NON L’UCCIDERETE MAI”

 

Il deputato socialista sequestrato e assassinato il 30 maggio 1924 – Il suo cadavere fu ritrovato il 16 agosto nella macchia della Quartarella, vicino a Riano Flaminio, 25 Km a nord di Roma

 

 

di Magali Prunai

 

 

«Contestiamo in questo luogo e in tronco la validità delle elezioni della maggioranza. L'elezione secondo noi è essenzialmente non valida, e aggiungiamo che non è valida in tutte le circoscrizioni».  Queste le parole con cui il deputato socialista Giacomo Matteotti (fono a sinistra)  contestava in Parlamento la validità delle elezioni del 1924. Era il 30 maggio, scomparso ai primi di giugno il suo cadavere venne ritrovato il 16 agosto.

«Io il mio discorso l'ho fatto. Ora voi preparate il discorso funebre per me». Mai parole furono più profetiche. Finito il suo discorso di protesta contro i fascisti e i loro metodi per ottenere voti avvertì i suoi compagni di partito che quella volta la vendetta sarebbe stata esemplare.

Il pomeriggio del 10 giugno 1924 Giacomo Matteotti uscì di casa e si diresse verso Montecitorio passando per il lungotevere Arnaldo da Brescia. Qui, secondo la testimonianza di due ragazzini che assistettero al fatto, si trovava parcheggiata un’auto scura, una Lancia Lambda, con a bordo alcuni membri della polizia politica. Quando il deputato passò accanto alla macchina ne scesero due persone che gli balzarono addosso ma, non riuscendo a trascinarlo nell’automobile, dovette intervenire una terza persona che lo stordì con un pugno. Matteotti riuscì, comunque, a lanciare fuori dal finestrino dell’auto in corsa il suo tesserino da deputato che venne ritrovato da alcuni  contadini nelle vicinanze del Ponte del Risorgimento. Accoltellato a morte, il suo cadavere venne nascosto in una buca scavata nelle vicinanze di Riano, un comune a 25 km da Roma.

L’undici di giugno i giornali riportavano la notizia della scomparsa del deputato e il dodici partirono le prime indagini, portate avanti dal magistrato Mauro Del Giudice il quale, insieme al giudice Umberto Guglielmo Tancredi, individuò fin dall’inizio l’assassino in Amerigo Dumini. Nel giro di poco tutti i rapitori vennero individuati ed arrestati, ma per intervento di Mussolini le indagini vennero fermate e Del Giudice fu prima allontanato da Roma e poi costretto al pensionamento forzato.

In questo stallo totale della giustizia i socialisti unitari vicini a Filippo Turati denunciarono la non volontà di proseguire le indagini e di scoprire le radici dell’ambiente di provenienza di questi delinquenti.
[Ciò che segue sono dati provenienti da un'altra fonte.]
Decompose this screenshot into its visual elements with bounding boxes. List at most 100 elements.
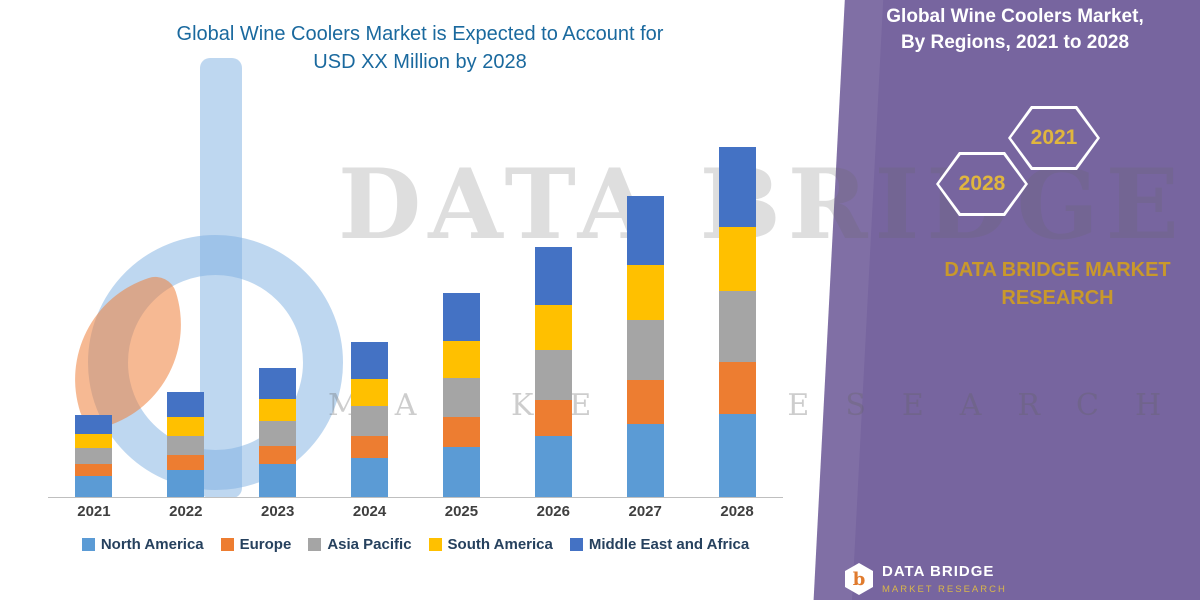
legend-swatch-europe <box>220 538 234 551</box>
bar-segment-middle-east-and-africa-2023 <box>259 367 297 399</box>
bar-segment-north-america-2021 <box>75 475 113 497</box>
bar-segment-south-america-2028 <box>718 227 756 292</box>
legend-label-north-america: North America <box>100 536 204 553</box>
bar-column-2028 <box>718 128 756 497</box>
plot-area <box>48 128 783 498</box>
bar-segment-middle-east-and-africa-2021 <box>75 414 113 434</box>
bar-segment-europe-2021 <box>75 464 113 476</box>
stacked-bar-2028 <box>718 147 756 497</box>
bar-segment-south-america-2023 <box>259 398 297 422</box>
legend-item-europe: Europe <box>220 536 292 553</box>
stacked-bar-2024 <box>351 341 389 497</box>
bar-segment-middle-east-and-africa-2027 <box>626 196 664 265</box>
x-axis-label-2025: 2025 <box>444 503 479 520</box>
bar-column-2026 <box>534 128 572 497</box>
bar-segment-europe-2028 <box>718 362 756 414</box>
bar-segment-middle-east-and-africa-2024 <box>351 341 389 379</box>
footer-logo: b DATA BRIDGE MARKET RESEARCH <box>845 563 1007 595</box>
footer-logo-subtitle: MARKET RESEARCH <box>882 584 1007 595</box>
chart-title-line1: Global Wine Coolers Market is Expected t… <box>176 23 664 45</box>
x-axis-label-2024: 2024 <box>352 503 387 520</box>
bar-segment-north-america-2026 <box>534 435 572 497</box>
bar-segment-north-america-2025 <box>442 446 480 497</box>
stacked-bar-2022 <box>167 392 205 497</box>
bar-segment-south-america-2026 <box>534 304 572 351</box>
databridge-logo-icon: b <box>845 563 873 595</box>
bar-segment-europe-2024 <box>351 435 389 459</box>
legend-label-south-america: South America <box>447 536 553 553</box>
legend-item-asia-pacific: Asia Pacific <box>308 536 412 553</box>
x-axis-label-2022: 2022 <box>169 503 203 520</box>
footer-logo-title: DATA BRIDGE <box>882 563 995 580</box>
legend-item-south-america: South America <box>428 536 553 553</box>
stacked-bar-2021 <box>75 414 113 497</box>
bar-segment-europe-2023 <box>259 445 297 464</box>
bar-segment-middle-east-and-africa-2022 <box>167 392 205 418</box>
legend-label-europe: Europe <box>239 536 292 553</box>
bar-segment-middle-east-and-africa-2025 <box>442 293 480 341</box>
legend-swatch-north-america <box>81 538 95 551</box>
bar-segment-south-america-2024 <box>351 378 389 406</box>
legend-label-middle-east-and-africa: Middle East and Africa <box>588 536 750 553</box>
legend-item-middle-east-and-africa: Middle East and Africa <box>569 536 750 553</box>
bar-segment-asia-pacific-2021 <box>75 448 113 464</box>
bar-segment-europe-2027 <box>626 380 664 425</box>
bar-segment-north-america-2023 <box>259 463 297 497</box>
legend-label-asia-pacific: Asia Pacific <box>327 536 412 553</box>
bar-segment-asia-pacific-2022 <box>167 435 205 456</box>
panel-header: Global Wine Coolers Market, By Regions, … <box>850 4 1180 56</box>
chart-title-line2: USD XX Million by 2028 <box>313 51 527 73</box>
legend-swatch-south-america <box>428 538 442 551</box>
bar-segment-asia-pacific-2024 <box>351 405 389 436</box>
bar-segment-asia-pacific-2023 <box>259 421 297 446</box>
bar-column-2024 <box>351 128 389 497</box>
bar-segment-north-america-2027 <box>626 424 664 497</box>
brand-text: DATA BRIDGE MARKET RESEARCH <box>935 256 1180 312</box>
bar-segment-south-america-2022 <box>167 417 205 436</box>
bar-segment-asia-pacific-2028 <box>718 291 756 363</box>
stacked-bar-2023 <box>259 367 297 497</box>
brand-line1: DATA BRIDGE MARKET <box>944 259 1171 281</box>
bar-column-2023 <box>259 128 297 497</box>
panel-header-line1: Global Wine Coolers Market, <box>886 6 1144 27</box>
chart-title: Global Wine Coolers Market is Expected t… <box>90 20 750 76</box>
bar-segment-south-america-2027 <box>626 264 664 321</box>
bar-segment-middle-east-and-africa-2028 <box>718 147 756 228</box>
legend-item-north-america: North America <box>81 536 204 553</box>
bar-segment-asia-pacific-2027 <box>626 320 664 381</box>
stacked-bar-2026 <box>534 246 572 497</box>
stacked-bar-2027 <box>626 196 664 497</box>
legend-swatch-asia-pacific <box>308 538 322 551</box>
x-axis-labels: 2021 2022 2023 2024 2025 2026 2027 2028 <box>48 503 783 520</box>
bar-column-2022 <box>167 128 205 497</box>
bar-segment-asia-pacific-2025 <box>442 377 480 418</box>
hexagon-2028-label: 2028 <box>939 155 1025 213</box>
x-axis-label-2027: 2027 <box>628 503 662 520</box>
panel-header-line2: By Regions, 2021 to 2028 <box>900 32 1130 53</box>
x-axis-label-2028: 2028 <box>720 503 754 520</box>
bar-segment-middle-east-and-africa-2026 <box>534 246 572 305</box>
hexagon-2021-label: 2021 <box>1011 109 1097 167</box>
bar-segment-north-america-2028 <box>718 413 756 497</box>
bar-segment-europe-2025 <box>442 417 480 447</box>
bar-column-2027 <box>626 128 664 497</box>
bar-segment-asia-pacific-2026 <box>534 350 572 400</box>
bar-segment-north-america-2024 <box>351 458 389 497</box>
stacked-bar-2025 <box>442 293 480 497</box>
x-axis-label-2026: 2026 <box>536 503 570 520</box>
bar-segment-europe-2022 <box>167 455 205 470</box>
bar-column-2025 <box>442 128 480 497</box>
footer-logo-texts: DATA BRIDGE MARKET RESEARCH <box>882 563 1007 595</box>
bar-segment-south-america-2021 <box>75 433 113 449</box>
bar-segment-south-america-2025 <box>442 340 480 378</box>
bar-segment-europe-2026 <box>534 399 572 436</box>
legend: North America Europe Asia Pacific South Ame… <box>28 536 803 553</box>
legend-swatch-middle-east-and-africa <box>569 538 583 551</box>
x-axis-label-2021: 2021 <box>77 503 111 520</box>
x-axis-label-2023: 2023 <box>261 503 295 520</box>
bar-column-2021 <box>75 128 113 497</box>
bar-segment-north-america-2022 <box>167 469 205 497</box>
brand-line2: RESEARCH <box>1001 287 1114 309</box>
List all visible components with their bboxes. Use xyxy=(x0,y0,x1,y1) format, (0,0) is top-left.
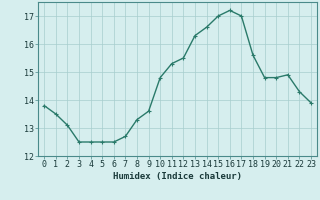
X-axis label: Humidex (Indice chaleur): Humidex (Indice chaleur) xyxy=(113,172,242,181)
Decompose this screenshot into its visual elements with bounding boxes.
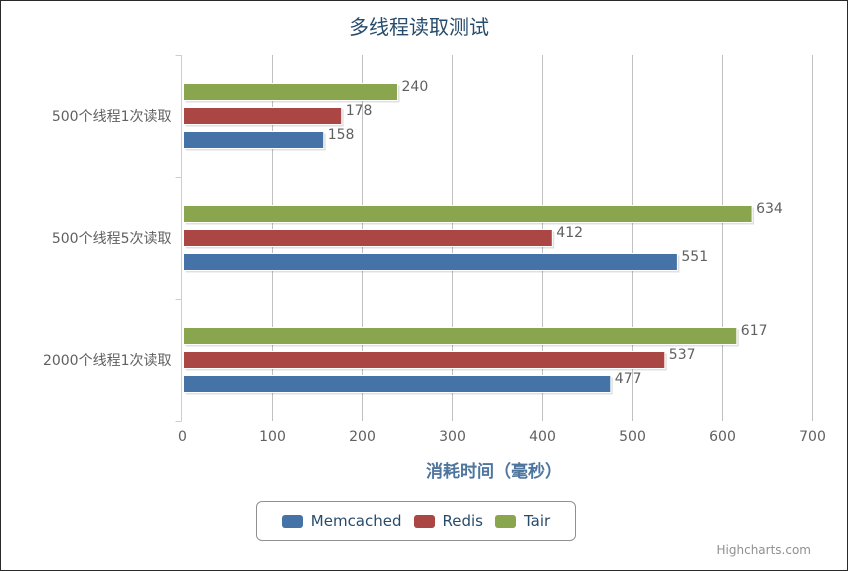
x-tick-label: 500	[619, 429, 646, 445]
credits-link[interactable]: Highcharts.com	[716, 543, 811, 557]
data-label: 158	[328, 127, 355, 143]
bar-redis[interactable]	[183, 351, 666, 369]
data-label: 634	[756, 201, 783, 217]
x-tick-label: 0	[178, 429, 187, 445]
data-label: 537	[669, 347, 696, 363]
legend-label: Redis	[442, 512, 483, 530]
data-label: 477	[615, 371, 642, 387]
bar-tair[interactable]	[183, 83, 398, 101]
data-labels: 240 178 158 634 412 551 617 537 477	[328, 79, 783, 387]
legend-label: Memcached	[310, 512, 402, 530]
bars	[183, 83, 755, 395]
data-label: 178	[346, 103, 373, 119]
chart-title: 多线程读取测试	[349, 15, 489, 39]
bar-memcached[interactable]	[183, 253, 678, 271]
chart-svg: 多线程读取测试 0 100 200 300 400 500 600 700 500个线程1次读取…	[43, 15, 826, 482]
legend-item-memcached[interactable]: Memcached	[281, 512, 402, 530]
legend-item-redis[interactable]: Redis	[413, 512, 483, 530]
x-tick-label: 700	[799, 429, 826, 445]
bar-tair[interactable]	[183, 327, 738, 345]
data-label: 412	[556, 225, 583, 241]
legend-swatch	[413, 514, 435, 528]
y-category-label: 500个线程5次读取	[52, 230, 172, 247]
data-label: 551	[681, 249, 708, 265]
bar-memcached[interactable]	[183, 375, 612, 393]
y-category-label: 2000个线程1次读取	[43, 352, 172, 369]
y-category-label: 500个线程1次读取	[52, 108, 172, 125]
x-tick-label: 600	[709, 429, 736, 445]
bar-tair[interactable]	[183, 205, 753, 223]
legend-swatch	[281, 514, 303, 528]
x-tick-label: 400	[529, 429, 556, 445]
bar-redis[interactable]	[183, 107, 343, 125]
x-tick-label: 100	[259, 429, 286, 445]
bar-redis[interactable]	[183, 229, 553, 247]
legend-item-tair[interactable]: Tair	[495, 512, 550, 530]
data-label: 240	[402, 79, 429, 95]
x-tick-label: 300	[439, 429, 466, 445]
legend: Memcached Redis Tair	[256, 501, 576, 541]
legend-swatch	[495, 514, 516, 528]
x-tick-label: 200	[349, 429, 376, 445]
data-label: 617	[741, 323, 768, 339]
axes: 0 100 200 300 400 500 600 700 500个线程1次读取 500个线程5次…	[43, 55, 826, 445]
legend-label: Tair	[524, 512, 551, 530]
bar-memcached[interactable]	[183, 131, 325, 149]
x-axis-title: 消耗时间（毫秒）	[426, 461, 562, 482]
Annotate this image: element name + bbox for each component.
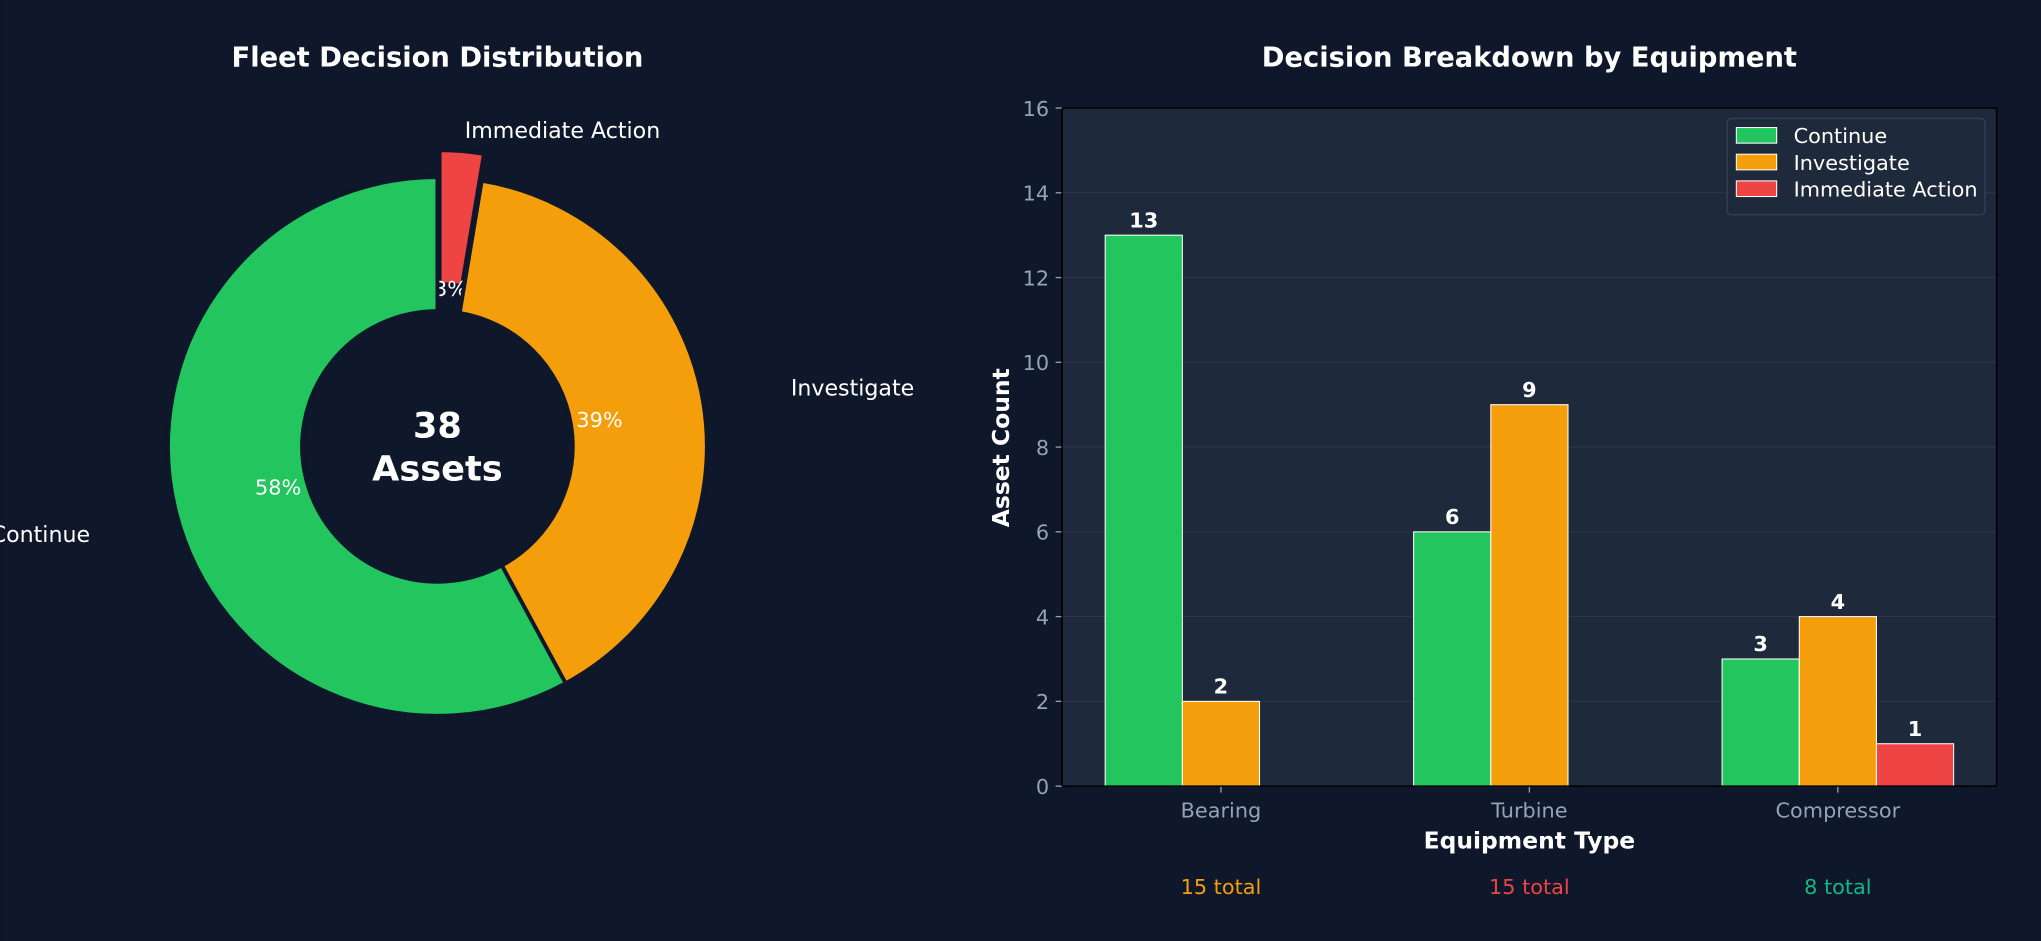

Per tutta risposta venne organizzata una manifestazione di sostegno al fascismo a Bologna e il 24 giugno il Senato riconfermò la fiducia a Mussolini. L’opposizione si riunì per protesta nella sala dell’Aventino rifiutandosi di partecipare a qualsiasi lavoro parlamentare finché il governo non avesse chiarito la sua posizione rispetto all’omicidio Matteotti. In luglio, approfittando dell’assenza dell’opposizione, vennero approvati nuovi regolamenti restrittivi sulla stampa.

Il corpo di Matteotti fu ritrovato per caso il 16 agosto dal cane di un brigadiere dei carabinieri nella “macchia della Quartarella”, nel comune di Riano. Riconosciuto dai parenti il corpo rimase per alcuni mesi al cimitero di Riano. Mussolini dispose perché venissero celebrati dei funerali imponenti da tenersi nel comune di nascita di Matteotti per non dare troppo nell’occhio, ma i familiari rifiutarono la presenza di un qualsiasi membro del partito fascista o della milizia fascista.

I cognati di Matteotti si recano a riconoscere il corpo del congiunto

 

 

Fin dalla notizia  della scomparsa e poi dalla scoperta del cadavere l’idea che il diretto responsabile fosse stato Mussolini s’insinuò sempre di più nell’opinione pubblica. Il giorno dopo il discorso di Matteotti, infatti, il presidente del consiglio scrisse su “Il popolo d’Italia” che la maggioranza era stata fino a quel momento troppo paziente e che una risposta verbale non bastava per la dichiarazione del deputato socialista. Secondo una delle ricostruzione fatte successivamente, dopo il discorso di Matteotti Mussolini avrebbe domandato estremamente adirato al capo della polizia perché il deputato fosse ancora in circolazione e che in base a questa domanda venne ordinata la sua uccisione.

 

Il Monumento a Giacomo Matteotti sul Lungotevere Arnaldo da Brescia, a Roma

 

 

A gennaio del 1925, comunque, il presidente del consiglio in un suo discorso alla Camera respinse l’accusa che lo vedeva implicato nell’omicidio e, pronunciando un discorso di difesa del fascismo, si assunse ogni responsabilità politica, morale e storica se gli italiani non vedessero in esso “la migliore gioventù italiana”. 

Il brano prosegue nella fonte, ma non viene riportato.